What I cannot prove or disprove is its presence within the COWW alloy, and I don't know anyone who can, nor can I find anyone who has done the testing themselves who is standing on current knowledge. Rather, they are parroting what was written in a book back in the 60s and they were parroting what had been told them by a COWW manufacturer back in the 50s and the guy they were talking to probably made it sound as impressive as possible.
"So and so said or concluded" just doesn't cut much mustard with me. All I want to know is what they measured the results with, and (like deadpool very wisely asked) what is the accuracy of that instrument.
Im getting all my testing done with a bench mounted XRF that cost half a million dollars, is kept in a laboratory environment, and is calibrated regularly, but it's accuracy is only good to .05% and that's only with certain metals. Lots of the XRF tools out there are much less accurate, but they will spit out all kinds of interesting .01% numbers.
What I have found is the best way, is to shoot each sample 5 times, average the results, and dismiss anything that doesn't show up consistently in all five shots. The machine gets confused when you get down to its resolution limit.

Edward
04-08-2015, 06:45 AM
When I could find CWW I had to pay $.75 per pound ,then sort and then pay and those days are gone . Your lucky !!!!

Yodogsandman
04-08-2015, 11:14 PM
It's suppose to be a grain refiner, as well as an aid to hardness. I'm totally willing to accept that as a scientific fact.
What I cannot prove or disprove is its presence within the COWW alloy, and I don't know anyone who can, nor can I find anyone who has done the testing themselves who is standing on current knowledge. Rather, they are parroting what was written in a book back in the 60s and they were parroting what had been told them by a COWW manufacturer back in the 50s and the guy they were talking to probably made it sound as impressive as possible.
"So and so said or concluded" just doesn't cut much mustard with me. All I want to know is what they measured the results with, and (like deadpool very wisely asked) what is the accuracy of that instrument.

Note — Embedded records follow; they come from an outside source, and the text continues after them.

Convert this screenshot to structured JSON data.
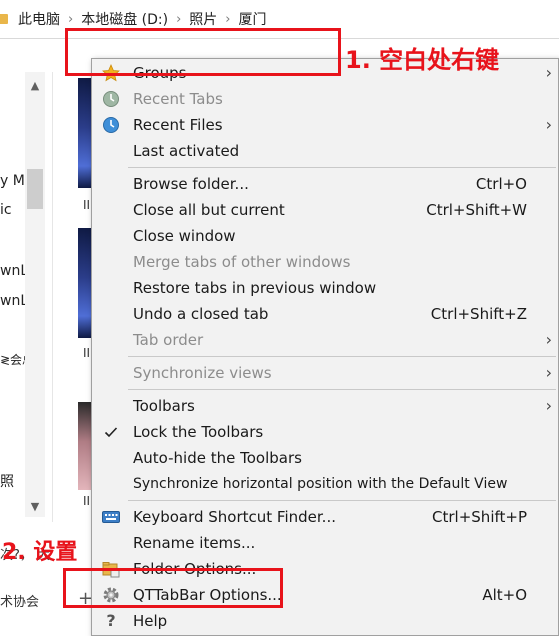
{
  "breadcrumb": [
    "此电脑",
    "本地磁盘 (D:)",
    "照片",
    "厦门"
  ],
  "left_pane_texts": [
    "y M",
    "ic",
    "wnL",
    "wnL",
    "≷会总",
    "照"
  ],
  "thumb_labels": [
    "II",
    "II",
    "II"
  ],
  "bottom_texts": [
    "次?， 大",
    "术协会"
  ],
  "context_menu": {
    "groups": [
      [
        {
          "label": "Groups",
          "icon": "star-icon",
          "submenu": true,
          "disabled": false
        },
        {
          "label": "Recent Tabs",
          "icon": "recent-tabs-icon",
          "submenu": false,
          "disabled": true
        },
        {
          "label": "Recent Files",
          "icon": "recent-files-icon",
          "submenu": true,
          "disabled": false
        },
        {
          "label": "Last activated",
          "icon": "",
          "submenu": false,
          "disabled": false
        }
      ],
      [
        {
          "label": "Browse folder...",
          "shortcut": "Ctrl+O",
          "disabled": false
        },
        {
          "label": "Close all but current",
          "shortcut": "Ctrl+Shift+W",
          "disabled": false
        },
        {
          "label": "Close window",
          "shortcut": "",
          "disabled": false
        },
        {
          "label": "Merge tabs of other windows",
          "shortcut": "",
          "disabled": true
        },
        {
          "label": "Restore tabs in previous window",
          "shortcut": "",
          "disabled": false
        },
        {
          "label": "Undo a closed tab",
          "shortcut": "Ctrl+Shift+Z",
          "disabled": false
        },
        {
          "label": "Tab order",
          "shortcut": "",
          "submenu": true,
          "disabled": true
        }
      ],
      [
        {
          "label": "Synchronize views",
          "submenu": true,
          "disabled": true
        }
      ],
      [
        {
          "label": "Toolbars",
          "submenu": true,
          "disabled": false
        },
        {
          "label": "Lock the Toolbars",
          "checked": true,
          "disabled": false
        },
        {
          "label": "Auto-hide the Toolbars",
          "disabled": false
        },
        {
          "label": "Synchronize horizontal position with the Default View",
          "disabled": false
        }
      ],
      [
        {
          "label": "Keyboard Shortcut Finder...",
          "shortcut": "Ctrl+Shift+P",
          "icon": "keyboard-icon",
          "disabled": false
        },
        {
          "label": "Rename items...",
          "disabled": false
        },
        {
          "label": "Folder Options...",
          "icon": "folder-options-icon",
          "disabled": false
        },
        {
          "label": "QTTabBar Options...",
          "shortcut": "Alt+O",
          "icon": "gear-icon",
          "disabled": false
        },
        {
          "label": "Help",
          "icon": "help-icon",
          "disabled": false
        }
      ]
    ]
  },
  "annotations": {
    "step1": "1. 空白处右键",
    "step2": "2. 设置"
  },
  "colors": {
    "annotation_red": "#e8131b",
    "menu_bg": "#f2f2f2",
    "disabled_text": "#8c8c8c"
  }
}
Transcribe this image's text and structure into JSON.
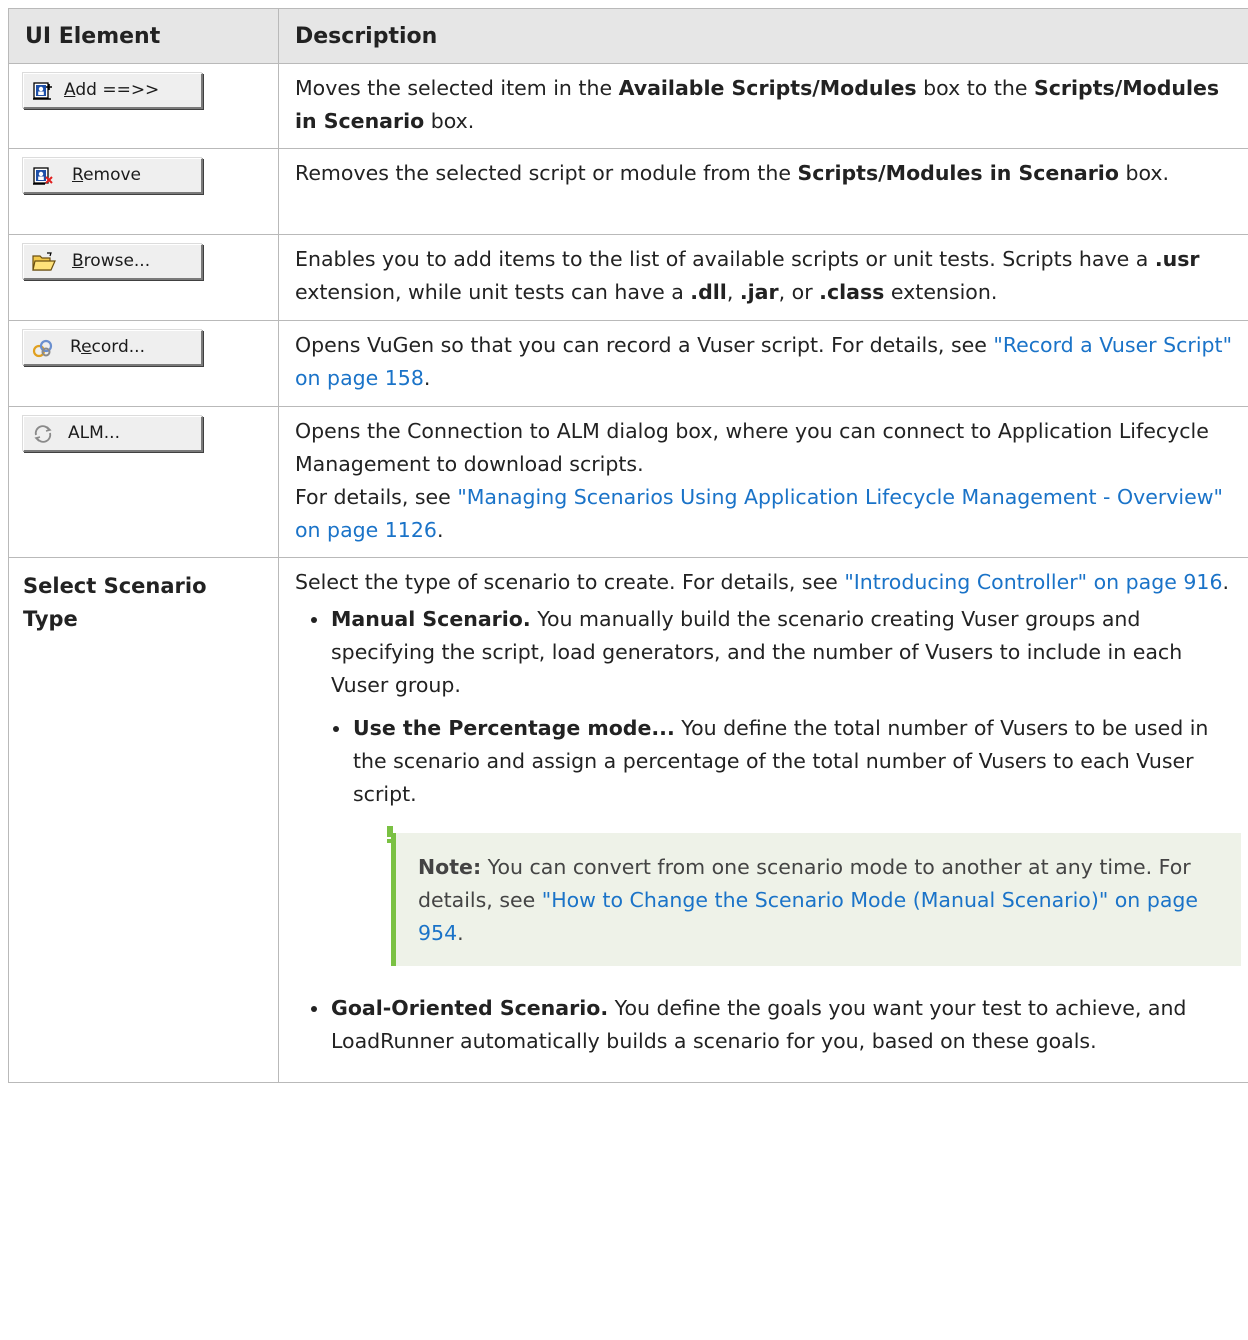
{
  "table": {
    "headers": [
      "UI Element",
      "Description"
    ]
  },
  "rows": {
    "add": {
      "button_label": "Add ==>>",
      "button_mnemonic": "A",
      "icon": "add-script-icon",
      "desc": {
        "t1": "Moves the selected item in the ",
        "b1": "Available Scripts/Modules",
        "t2": " box to the ",
        "b2": "Scripts/Modules in Scenario",
        "t3": " box."
      }
    },
    "remove": {
      "button_label": "Remove",
      "button_mnemonic": "R",
      "icon": "remove-script-icon",
      "desc": {
        "t1": "Removes the selected script or module from the ",
        "b1": "Scripts/Modules in Scenario",
        "t2": " box."
      }
    },
    "browse": {
      "button_label": "Browse...",
      "button_mnemonic": "B",
      "icon": "folder-open-icon",
      "desc": {
        "t1": "Enables you to add items to the list of available scripts or unit tests. Scripts have a ",
        "b1": ".usr",
        "t2": " extension, while unit tests can have a ",
        "b2": ".dll",
        "t3": ", ",
        "b3": ".jar",
        "t4": ", or ",
        "b4": ".class",
        "t5": " extension."
      }
    },
    "record": {
      "button_label": "Record...",
      "button_mnemonic": "e",
      "icon": "vugen-record-icon",
      "desc": {
        "t1": "Opens VuGen so that you can record a Vuser script. For details, see ",
        "link": "\"Record a Vuser Script\" on page 158",
        "t2": "."
      }
    },
    "alm": {
      "button_label": "ALM...",
      "icon": "alm-connection-icon",
      "desc": {
        "line1": "Opens the Connection to ALM dialog box, where you can connect to Application Lifecycle Management to download scripts.",
        "t1": "For details, see ",
        "link": "\"Managing Scenarios Using Application Lifecycle Management - Overview\" on page 1126",
        "t2": "."
      }
    },
    "scenario_type": {
      "element": "Select Scenario Type",
      "intro": "Select the type of scenario to create. For details, see ",
      "intro_link": "\"Introducing Controller\" on page 916",
      "intro_end": ".",
      "manual_title": "Manual Scenario.",
      "manual_text": " You manually build the scenario creating Vuser groups and specifying the script, load generators, and the number of Vusers to include in each Vuser group.",
      "percentage_title": "Use the Percentage mode...",
      "percentage_text": " You define the total number of Vusers to be used in the scenario and assign a percentage of the total number of Vusers to each Vuser script.",
      "note_label": "Note:",
      "note_text": " You can convert from one scenario mode to another at any time. For details, see ",
      "note_link": "\"How to Change the Scenario Mode (Manual Scenario)\" on page 954",
      "note_end": ".",
      "goal_title": "Goal-Oriented Scenario.",
      "goal_text": " You define the goals you want your test to achieve, and LoadRunner automatically builds a scenario for you, based on these goals."
    }
  },
  "colors": {
    "link": "#1a73c8",
    "header_bg": "#e6e6e6",
    "note_bg": "#eef2e8",
    "note_bar": "#7ac143"
  }
}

Im getting all my testing done with a bench mounted XRF that cost half a million dollars, is kept in a laboratory environment, and is calibrated regularly, but it's accuracy is only good to .05% and that's only with certain metals. Lots of the XRF tools out there are much less accurate, but they will spit out all kinds of interesting .01% numbers.

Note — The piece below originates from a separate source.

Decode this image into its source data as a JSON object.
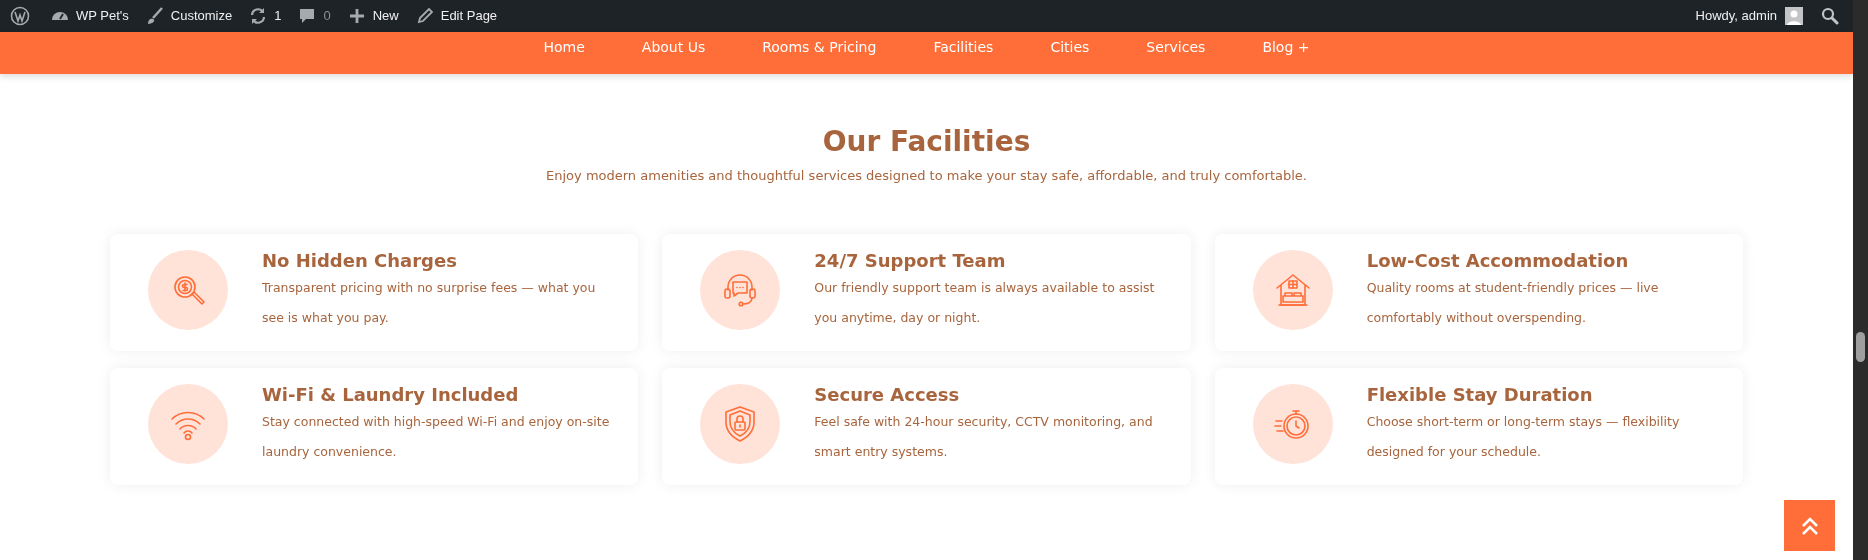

What I have found is the best way, is to shoot each sample 5 times, average the results, and dismiss anything that doesn't show up consistently in all five shots. The machine gets confused when you get down to its resolution limit.

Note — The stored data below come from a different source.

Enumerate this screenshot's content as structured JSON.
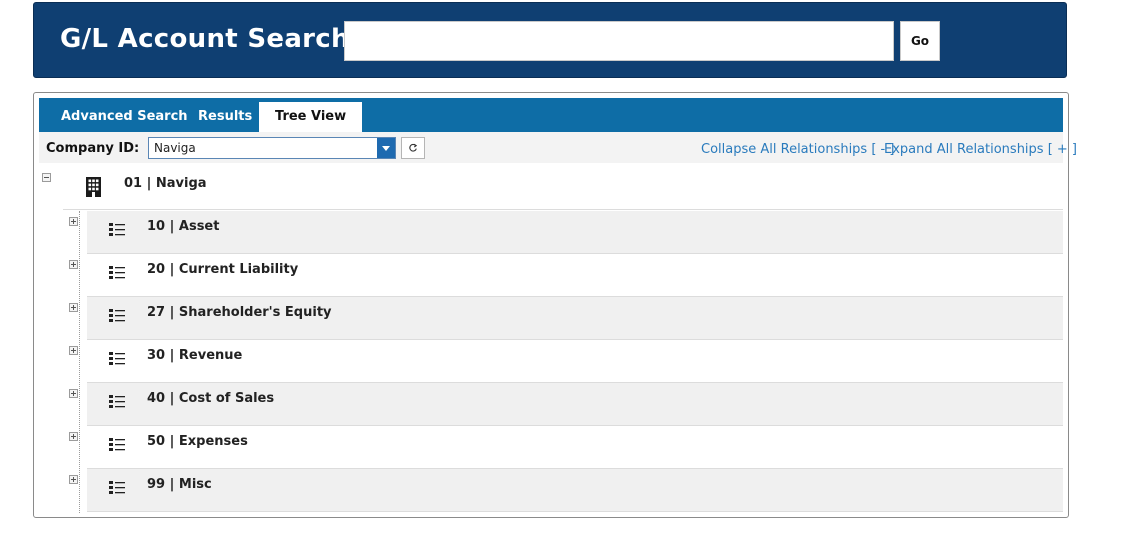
{
  "header": {
    "title": "G/L Account Search",
    "search_value": "",
    "go_label": "Go"
  },
  "tabs": [
    {
      "label": "Advanced Search",
      "active": false
    },
    {
      "label": "Results",
      "active": false
    },
    {
      "label": "Tree View",
      "active": true
    }
  ],
  "toolbar": {
    "company_label": "Company ID:",
    "company_selected": "Naviga",
    "collapse_all": "Collapse All Relationships [ - ]",
    "expand_all": "Expand All Relationships [ + ]"
  },
  "tree": {
    "root": {
      "label": "01 | Naviga",
      "icon": "building-icon",
      "expanded": true
    },
    "children": [
      {
        "label": "10 | Asset",
        "icon": "list-icon",
        "expanded": false
      },
      {
        "label": "20 | Current Liability",
        "icon": "list-icon",
        "expanded": false
      },
      {
        "label": "27 | Shareholder's Equity",
        "icon": "list-icon",
        "expanded": false
      },
      {
        "label": "30 | Revenue",
        "icon": "list-icon",
        "expanded": false
      },
      {
        "label": "40 | Cost of Sales",
        "icon": "list-icon",
        "expanded": false
      },
      {
        "label": "50 | Expenses",
        "icon": "list-icon",
        "expanded": false
      },
      {
        "label": "99 | Misc",
        "icon": "list-icon",
        "expanded": false
      }
    ]
  },
  "colors": {
    "header_bg": "#0f3f72",
    "tab_bar_bg": "#0e6da6",
    "link": "#2a7bbd",
    "alt_row": "#f0f0f0"
  }
}
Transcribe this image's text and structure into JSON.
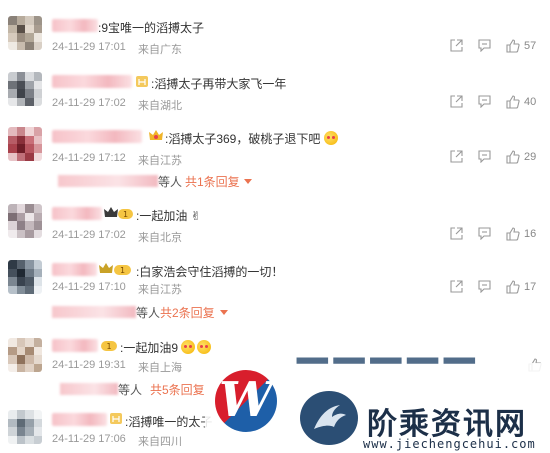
{
  "comments": [
    {
      "text": ":9宝唯一的滔搏太子",
      "time": "24-11-29 17:01",
      "location": "来自广东",
      "likes": "57"
    },
    {
      "text": ":滔搏太子再带大家飞一年",
      "time": "24-11-29 17:02",
      "location": "来自湖北",
      "likes": "40"
    },
    {
      "text": ":滔搏太子369，破桃子退下吧",
      "time": "24-11-29 17:12",
      "location": "来自江苏",
      "likes": "29",
      "reply": {
        "suffix": "等人",
        "link": "共1条回复"
      }
    },
    {
      "text": ":一起加油",
      "time": "24-11-29 17:02",
      "location": "来自北京",
      "likes": "16"
    },
    {
      "text": ":白家浩会守住滔搏的一切！",
      "time": "24-11-29 17:10",
      "location": "来自江苏",
      "likes": "17",
      "reply": {
        "suffix": "等人",
        "link": "共2条回复"
      }
    },
    {
      "text": ":一起加油9",
      "time": "24-11-29 19:31",
      "location": "来自上海",
      "likes": "",
      "reply": {
        "suffix": "等人",
        "link": "共5条回复"
      }
    },
    {
      "text": ":滔搏唯一的太子",
      "time": "24-11-29 17:06",
      "location": "来自四川",
      "likes": ""
    }
  ],
  "watermark": {
    "site_name": "阶乘资讯网",
    "url": "www.jiechengcehui.com"
  },
  "colors": {
    "accent": "#eb7350",
    "meta": "#999999",
    "text": "#333333"
  }
}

Sulphur might be a cheaper manufacturing alternative to arsenic, now. I certainly don't know. I agree that the "trace amounts of arsenic" has probably been "parroted" without scientific support for a long time. My understanding is that some XrF guns can be set to look for certain programmed materials.

While your arsenic discussion is interesting, the OP wants to make boolits to the best of his ability and go shoot them. That was my contention. A discussion of what he might want to use to make his alloy for his purposes might be less confusing to him as he starts his new hobby.